I'd be very wary of assuming the 2022 Nanai is just waiting for a change of scenery to appear again, and I certainly wouldn't be contemplating taking his whole contract. This is from a pretty decent Cowboys season preview:
I almost dedicated a bonus newsletter last week to the dropping of Jeremiah Nanai, a player skating by on reputation for the better part of the last two seasons. Nanai had a tremendous rookie season in first grade, capped with a Kangaroos call up for the delayed World Cup, and then proceeded to hit the pause button on any progress since.
Bursting on to the scene as an enterprising back rower with a flair for the spectacular aerial contest, Nanai quickly built a reputation as one of the premier attacking edge forwards in the competition, but teams figure out pretty quickly whether your quiver is full of bows or sticks, and Nanai’s was several twigs short of a fire.
Tortured and laboured metaphor aside, Nanai is the classic example of a young player whose reputation outgrows his output to the point of overcorrection. That overcorrection in the public eye is beginning to sharpen as people cotton on to his…lets call it stagnation, as a player recently. I won’t go so far as to say he’s got a limited skillset because I think that’s patently untrue, but I do think it’s fair to say the scope of Nanai’s career thus far is an accurate microcosm of Todd Payten’s men the last two seasons.
Take 2022 for instance. Nanai burst onto the scene after a handful of first grade games the year prior, taking home Rookie of the Year honours in a season where he scored a blistering 17 tries from 23 games. Impact of the new quicker ruleset aside, that’s still seriously impressive...

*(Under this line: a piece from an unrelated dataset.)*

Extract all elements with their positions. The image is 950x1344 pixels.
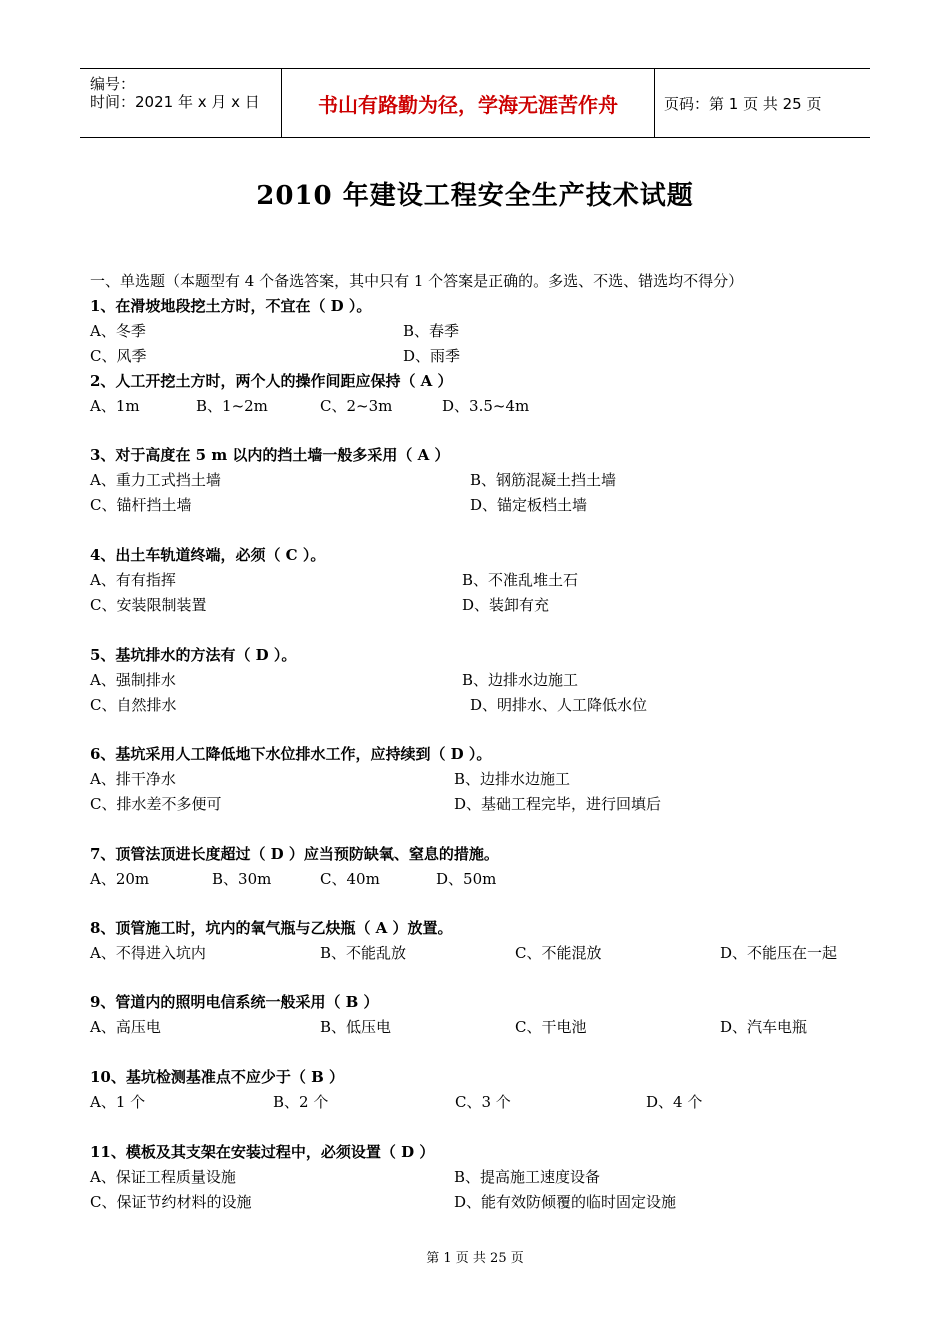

Back to Nanai, the vessel for this long-winded metaphor about the Cowboys as a whole, but for someone with all the talent in the world and a rare blend of physical gifts to accompany it, he goes wherever the wind takes him far too often.
To be fair to him, it can be hard to impact the game as an edge forward at times, but that’s the territory that comes with the accolades he’s racked up and the countless coaches he’s fooled along the way.
Last year I wrote about how David Fifita’s reputation was miscast in my mind, and a lot of that is due to Nanai’s inverse unearned goodwill. The two have been pitted against each other at representative level, Nanai beating out Fifita for Queensland berths due to Fifita’s “lack of work rate”, ignoring that Nanai got beaten cold for what proved to be the eventual game winner in the decider last year when Jarome Luai danced around him to set up Bradman Best in the corner...
The dropping of Nanai by Todd Payten was a refreshing dose of stark reality to a player resting on his laurels and relying on talent alone in a league that finds out pretty quickly what you’re made of. People that don’t watch the Cowboys regularly (and I don’t blame you) might have been surprised to see such a rein pulled so quickly, but it had been in the works for the better part of 18 months.
The problem was it may have been Payten’s only rein, designed to shock and scare an underperforming team into action, instead they wilted in their own backyard as Cronulla waltzed in and promptly downed them by 24 without really breaking out of a canter...
As for Nanai, I do think it would’ve been more beneficial for him to stay out for a few weeks. His defensive issues won’t be fixed after one game at the lower level, and they’re coming up against a smarting Broncos side desperate for a bounce back after being stormed in the nation’s capital.